After almost 30 years of dedication to Parkinson’s disease patients, Bronz was honored earlier this month in White Plains, in a ceremony at the Crown Plaza hotel attended by state Sen. Andrea Stewart-Cousins, White Plains Mayor Thomas Roach and County Legislator Alfreda Williams, among other officials.

“I was actually glad that I had a chance to put a spotlight on Parkinson’s disease,” Bronz said.

Bronz received the Spirit of Independence Award from the Westchester Disabled on the Move , a non-profit that supports people with disabilities and that organized the event, combining it with a fundraiser.

Claudia Slater, the organization’s director of development and public affairs, called Bronz “a true humanitarian, selfless person.”

“Chuck Bronz has been an educator, a community activist,” she said. “He is a true advocate for the Parkinson’s patients to remain empowered.”

Besides the award, Bronz also received, framed in a board, a proclamation signed by Ken Jenkins, the county Board of Legislators’ chairman, with a detailed bio.

It started with the 18 years he worked as a high school math teacher and football coach; passed by his 12 years in the 92nd Street Y organization, where he introduced a fitness program for people with coronary diseases; and finished with his work with Parkinson’s patients at White Plains, first 20 years at the Burke Rehabilitation Center, then the last six at the YWCA , where he still works.

“I thought it was a great way for me to spend my time.

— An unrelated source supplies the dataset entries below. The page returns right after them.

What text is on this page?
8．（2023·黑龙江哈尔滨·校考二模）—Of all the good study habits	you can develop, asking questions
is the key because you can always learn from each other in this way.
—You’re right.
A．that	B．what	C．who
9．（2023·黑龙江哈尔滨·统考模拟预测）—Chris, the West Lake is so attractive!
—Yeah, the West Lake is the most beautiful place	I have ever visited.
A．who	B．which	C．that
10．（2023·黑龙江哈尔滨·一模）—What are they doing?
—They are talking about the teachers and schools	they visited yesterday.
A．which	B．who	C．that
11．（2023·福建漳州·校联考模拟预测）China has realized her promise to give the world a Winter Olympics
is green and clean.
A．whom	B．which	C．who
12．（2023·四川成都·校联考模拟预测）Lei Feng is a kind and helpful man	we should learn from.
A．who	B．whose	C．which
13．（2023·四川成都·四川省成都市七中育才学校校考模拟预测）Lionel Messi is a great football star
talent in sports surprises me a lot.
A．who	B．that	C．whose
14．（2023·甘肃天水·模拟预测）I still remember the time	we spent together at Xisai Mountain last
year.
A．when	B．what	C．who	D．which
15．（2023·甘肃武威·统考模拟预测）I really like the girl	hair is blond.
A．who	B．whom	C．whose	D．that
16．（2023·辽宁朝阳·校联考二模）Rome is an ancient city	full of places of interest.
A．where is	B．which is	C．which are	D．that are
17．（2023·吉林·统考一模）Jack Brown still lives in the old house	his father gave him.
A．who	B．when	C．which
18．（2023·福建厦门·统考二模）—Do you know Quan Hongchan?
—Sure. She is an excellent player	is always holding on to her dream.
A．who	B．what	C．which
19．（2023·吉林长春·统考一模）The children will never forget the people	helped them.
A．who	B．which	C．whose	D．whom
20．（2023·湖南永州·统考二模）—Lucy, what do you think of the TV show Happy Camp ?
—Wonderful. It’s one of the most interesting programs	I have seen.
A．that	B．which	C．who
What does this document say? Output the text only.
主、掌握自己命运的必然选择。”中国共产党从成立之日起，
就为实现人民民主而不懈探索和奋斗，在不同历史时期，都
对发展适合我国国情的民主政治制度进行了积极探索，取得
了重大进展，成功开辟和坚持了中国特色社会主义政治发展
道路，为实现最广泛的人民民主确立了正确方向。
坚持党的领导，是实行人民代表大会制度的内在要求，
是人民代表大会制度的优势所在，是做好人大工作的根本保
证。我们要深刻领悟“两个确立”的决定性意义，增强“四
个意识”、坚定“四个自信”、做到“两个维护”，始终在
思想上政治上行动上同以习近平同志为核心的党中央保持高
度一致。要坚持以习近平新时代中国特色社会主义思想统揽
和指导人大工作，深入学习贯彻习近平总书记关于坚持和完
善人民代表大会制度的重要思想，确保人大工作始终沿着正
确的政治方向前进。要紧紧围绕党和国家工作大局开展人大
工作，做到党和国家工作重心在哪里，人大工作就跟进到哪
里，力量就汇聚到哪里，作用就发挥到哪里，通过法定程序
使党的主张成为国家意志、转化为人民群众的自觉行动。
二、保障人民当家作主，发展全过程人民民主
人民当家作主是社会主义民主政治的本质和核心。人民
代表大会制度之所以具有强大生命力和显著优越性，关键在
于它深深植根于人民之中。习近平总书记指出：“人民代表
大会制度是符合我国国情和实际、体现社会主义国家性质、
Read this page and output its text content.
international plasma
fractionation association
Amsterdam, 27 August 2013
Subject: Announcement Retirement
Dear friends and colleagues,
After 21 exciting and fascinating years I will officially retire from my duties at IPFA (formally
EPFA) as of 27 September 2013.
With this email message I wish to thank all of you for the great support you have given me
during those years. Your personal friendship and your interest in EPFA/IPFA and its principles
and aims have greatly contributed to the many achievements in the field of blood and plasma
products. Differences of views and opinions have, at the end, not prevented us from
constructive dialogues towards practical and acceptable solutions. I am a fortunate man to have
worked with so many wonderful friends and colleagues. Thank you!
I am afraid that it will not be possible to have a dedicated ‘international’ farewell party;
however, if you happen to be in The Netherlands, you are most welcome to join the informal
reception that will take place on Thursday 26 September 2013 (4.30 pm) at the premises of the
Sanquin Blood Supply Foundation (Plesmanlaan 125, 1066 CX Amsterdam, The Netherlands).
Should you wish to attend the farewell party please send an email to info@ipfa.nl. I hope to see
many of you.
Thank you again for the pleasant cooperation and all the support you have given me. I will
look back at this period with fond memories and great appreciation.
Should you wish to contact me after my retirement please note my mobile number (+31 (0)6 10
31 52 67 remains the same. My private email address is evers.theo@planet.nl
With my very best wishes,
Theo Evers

I am not a person that is looking for retiring,” Bronz said.

At its very end, the proclamation declared Oct. 6 “Charles Bronz Day” in Westchester County.

Bronz said that, after receiving the proclamation from Williams at 10 p.m, he took the microphone and asked the audience, “Look at your watch.”

“It’s two hours to midnight,” he said. “I wish they had made it Chuck Bronz Day the seventh instead of the sixth.”